Меня снова тошнит. Я ничего не понимаю. Совсем ничего.
Бросаю взгляд на площадь Карлаплан. Пустой фонтан без воды. На дне груды листвы и мусора. Ни души.
Вернувшись в квартиру, чувствую странный запах. Пахнет мокрой шерстью и мылом. Как будто кто-то только что был здесь и сразу ушел. Я прохожу через комнаты, проверяю, все ли на месте, но не вижу ничего необычного. Все вещи на своих местах. Ничего не пропало. Старый паркетный пол трещит у меня под ногами. Захожу в спальню, смотрю на светлый прямоугольник на обоях, где висела картина. Кажется, что он вот-вот сорвется с обоев, чтобы что-то мне сообщить. Из кухни доносится хрумканье. Сигге ест кошачий корм – единственную еду, которую он знает.
Все выглядит как обычно. Единственное, что меня пугает, это запах. Завтра мне надо на работу, думаю я, садясь на кровать. Как бы плохо мне ни было, я должна идти на работу. Я уже брала пять отгулов в этом месяце, и Бьёрне придет в ярость, если я не явлюсь завтра. Отгулы отмечают красным фломастером на календаре в подсобке.
Все могут видеть, сколько другие коллеги болели или отсутствовали по уходу за ребенком – еще одна мера, которая бесит профсоюз и вынуждает прессу называть Йеспера рабовладельцем. Я провожу рукой по стене. Пожелтевшие грязные обои напоминают мне о другой стене в другой жизни.

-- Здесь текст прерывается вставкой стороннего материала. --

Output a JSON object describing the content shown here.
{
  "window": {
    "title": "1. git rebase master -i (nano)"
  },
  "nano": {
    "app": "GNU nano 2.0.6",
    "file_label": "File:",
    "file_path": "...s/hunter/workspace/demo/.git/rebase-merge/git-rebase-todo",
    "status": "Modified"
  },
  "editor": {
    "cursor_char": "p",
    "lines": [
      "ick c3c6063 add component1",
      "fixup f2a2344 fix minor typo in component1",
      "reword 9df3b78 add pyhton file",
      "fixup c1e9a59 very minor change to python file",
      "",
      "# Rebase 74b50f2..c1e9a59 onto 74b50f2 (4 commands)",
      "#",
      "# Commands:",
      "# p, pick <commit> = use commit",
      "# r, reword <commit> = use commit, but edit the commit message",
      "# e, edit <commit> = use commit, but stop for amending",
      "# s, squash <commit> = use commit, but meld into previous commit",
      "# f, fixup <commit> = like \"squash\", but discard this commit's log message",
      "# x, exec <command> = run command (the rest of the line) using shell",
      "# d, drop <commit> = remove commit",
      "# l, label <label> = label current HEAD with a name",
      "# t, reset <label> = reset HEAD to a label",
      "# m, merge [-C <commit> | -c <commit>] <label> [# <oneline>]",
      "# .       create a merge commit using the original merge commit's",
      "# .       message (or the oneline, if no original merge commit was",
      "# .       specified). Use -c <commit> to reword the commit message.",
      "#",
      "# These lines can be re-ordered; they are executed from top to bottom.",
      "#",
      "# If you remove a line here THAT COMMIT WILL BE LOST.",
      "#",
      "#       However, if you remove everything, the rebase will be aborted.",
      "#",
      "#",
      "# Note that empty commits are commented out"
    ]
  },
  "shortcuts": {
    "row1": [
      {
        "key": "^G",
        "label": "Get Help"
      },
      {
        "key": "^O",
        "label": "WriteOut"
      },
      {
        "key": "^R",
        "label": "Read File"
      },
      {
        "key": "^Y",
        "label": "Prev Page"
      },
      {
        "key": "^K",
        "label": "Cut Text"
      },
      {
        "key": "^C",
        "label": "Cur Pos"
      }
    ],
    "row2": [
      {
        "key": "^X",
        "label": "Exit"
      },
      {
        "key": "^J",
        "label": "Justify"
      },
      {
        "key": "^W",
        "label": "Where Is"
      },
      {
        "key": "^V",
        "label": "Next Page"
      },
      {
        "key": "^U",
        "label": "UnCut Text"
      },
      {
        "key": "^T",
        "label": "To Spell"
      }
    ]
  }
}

Это было вечером в начале лета, когда по ночам было светло. Я лежала в постели и смотрела на стену, которая когда-то была белой, но теперь была покрыта темным налетом от жира, пыли и табачного дыма. Острым предметом, например, зубочисткой или веточкой, можно было выцарапывать на ней буквы и рисунки.
Как я ни старалась, я не могла заснуть. Мне мешал бледный свет из окна, который проникал сквозь зажмуренные веки, и папины крики в кухне.
Родители ссорились.
Я не знаю, почему они ссорились, да это было и не важно. Они ссорились каждый вечер. Главное было заснуть до того, как они начнут, тогда можно было выспаться. По утрам они были усталыми и добродушными, потому что не выспались ночью.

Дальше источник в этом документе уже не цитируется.